Atrás queda la época de Guardiola en la que el Barça jugaba con 6, 7 u 8 jugadores de la casa la mayoría de partidos, finales incluidas, y siempre tenía alternativas en el banquillo. En la memoria de todos los culés quedará, por ejemplo, ese 10 de enero de 2011 cuando Messi, Iniesta y Xavi completaron el Top 3 del Balón de oro. O el 25 de noviembre de 2012, día en el que, tras la lesión de Alves, Tito Vilanova introdujo a Montoya y completó un XI de jugadores de La Masía: Víctor Valdés; Martín Montoya, Gerard Piqué, Carles Puyol, Jordi Alba; Sergio Busquets, Xavi Hernández, Cesc Fàbregas, Pedro Rodríguez, Lionel Messi y Andrés Iniesta. De hecho, infinitas han sido las alabanzas al modelo: Joachim Löw no dudó en afirmar, tras perder en las semifinales del Mundial de Sudáfrica 2010, que “se puede ver en cada pase, como juega España es como el Barcelona juega. Difícilmente pueden ser derrotados, son extremadamente seguros y muy tranquilos en su forma de circular el balón”; l’Équipe, por su parte, consideró en 2014 La Masía como “una verdadera fábrica catalana de campeones”, ya que aportó 43 futbolistas profesionales, 13 de ellos en la plantilla azulgrana y el resto repartidos en distintos equipos de las cinco grandes Ligas europeas esa temporada.

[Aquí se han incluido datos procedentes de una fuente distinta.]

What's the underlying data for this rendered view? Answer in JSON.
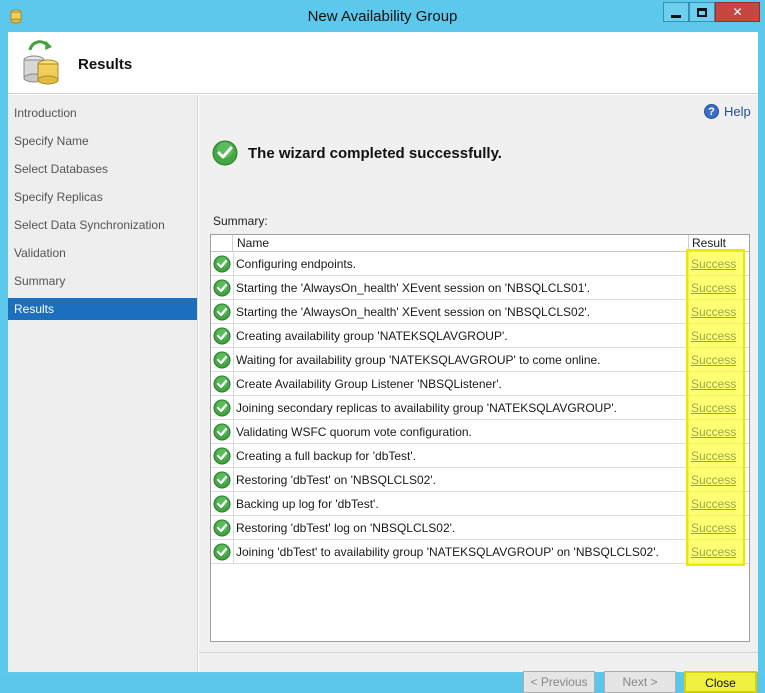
{
  "window": {
    "title": "New Availability Group"
  },
  "header": {
    "title": "Results"
  },
  "sidebar": {
    "items": [
      {
        "label": "Introduction",
        "active": false
      },
      {
        "label": "Specify Name",
        "active": false
      },
      {
        "label": "Select Databases",
        "active": false
      },
      {
        "label": "Specify Replicas",
        "active": false
      },
      {
        "label": "Select Data Synchronization",
        "active": false
      },
      {
        "label": "Validation",
        "active": false
      },
      {
        "label": "Summary",
        "active": false
      },
      {
        "label": "Results",
        "active": true
      }
    ]
  },
  "main": {
    "help_label": "Help",
    "completion_message": "The wizard completed successfully.",
    "summary_label": "Summary:",
    "columns": {
      "name": "Name",
      "result": "Result"
    },
    "rows": [
      {
        "name": "Configuring endpoints.",
        "result": "Success"
      },
      {
        "name": "Starting the 'AlwaysOn_health' XEvent session on 'NBSQLCLS01'.",
        "result": "Success"
      },
      {
        "name": "Starting the 'AlwaysOn_health' XEvent session on 'NBSQLCLS02'.",
        "result": "Success"
      },
      {
        "name": "Creating availability group 'NATEKSQLAVGROUP'.",
        "result": "Success"
      },
      {
        "name": "Waiting for availability group 'NATEKSQLAVGROUP' to come online.",
        "result": "Success"
      },
      {
        "name": "Create Availability Group Listener 'NBSQListener'.",
        "result": "Success"
      },
      {
        "name": "Joining secondary replicas to availability group 'NATEKSQLAVGROUP'.",
        "result": "Success"
      },
      {
        "name": "Validating WSFC quorum vote configuration.",
        "result": "Success"
      },
      {
        "name": "Creating a full backup for 'dbTest'.",
        "result": "Success"
      },
      {
        "name": "Restoring 'dbTest' on 'NBSQLCLS02'.",
        "result": "Success"
      },
      {
        "name": "Backing up log for 'dbTest'.",
        "result": "Success"
      },
      {
        "name": "Restoring 'dbTest' log on 'NBSQLCLS02'.",
        "result": "Success"
      },
      {
        "name": "Joining 'dbTest' to availability group 'NATEKSQLAVGROUP' on 'NBSQLCLS02'.",
        "result": "Success"
      }
    ]
  },
  "footer": {
    "previous_label": "< Previous",
    "next_label": "Next >",
    "close_label": "Close"
  },
  "colors": {
    "titlebar": "#5cc8ec",
    "selected_nav": "#1b6fbd",
    "link": "#1a3f9f",
    "success_green": "#3c9a3c",
    "highlight_yellow": "#ffff00"
  },
  "icons": {
    "app": "database-app-icon",
    "header": "database-sync-icon",
    "help": "help-icon",
    "status": "check-circle-icon"
  }
}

Por otro lado, gracias a un excelente informe del periodista Rubén Uría, sabemos que el Barça ha invertido 705.5 millones de euros en las últimas 8 temporadas; eso significa que, tras obtener 329 millones en traspaso, el club se ha gastado un total de 376.5 millones de euros en reforzar al equipo y mantener el nivel. Eso es 83.7 millones menos que el Real Madrid en el mismo periodo, aunque entra dentro de lo lógico y normal, ya que el conjunto blanco apenas apuesta por la gente de la fábrica. El problema es que ese dinero invertido se ha convertido en una barrera complicada de traspasar para los jugadores de la cantera: siempre tienen a otros por delante de ellos.

En definitiva, a medida que el Barça se ha ido globalizando, el peso de los canteranos ha ido perdiendo fuelle, cosa que no parece que vaya a cambiar a corto plazo. Es más, probablemente, la cosa ira a más.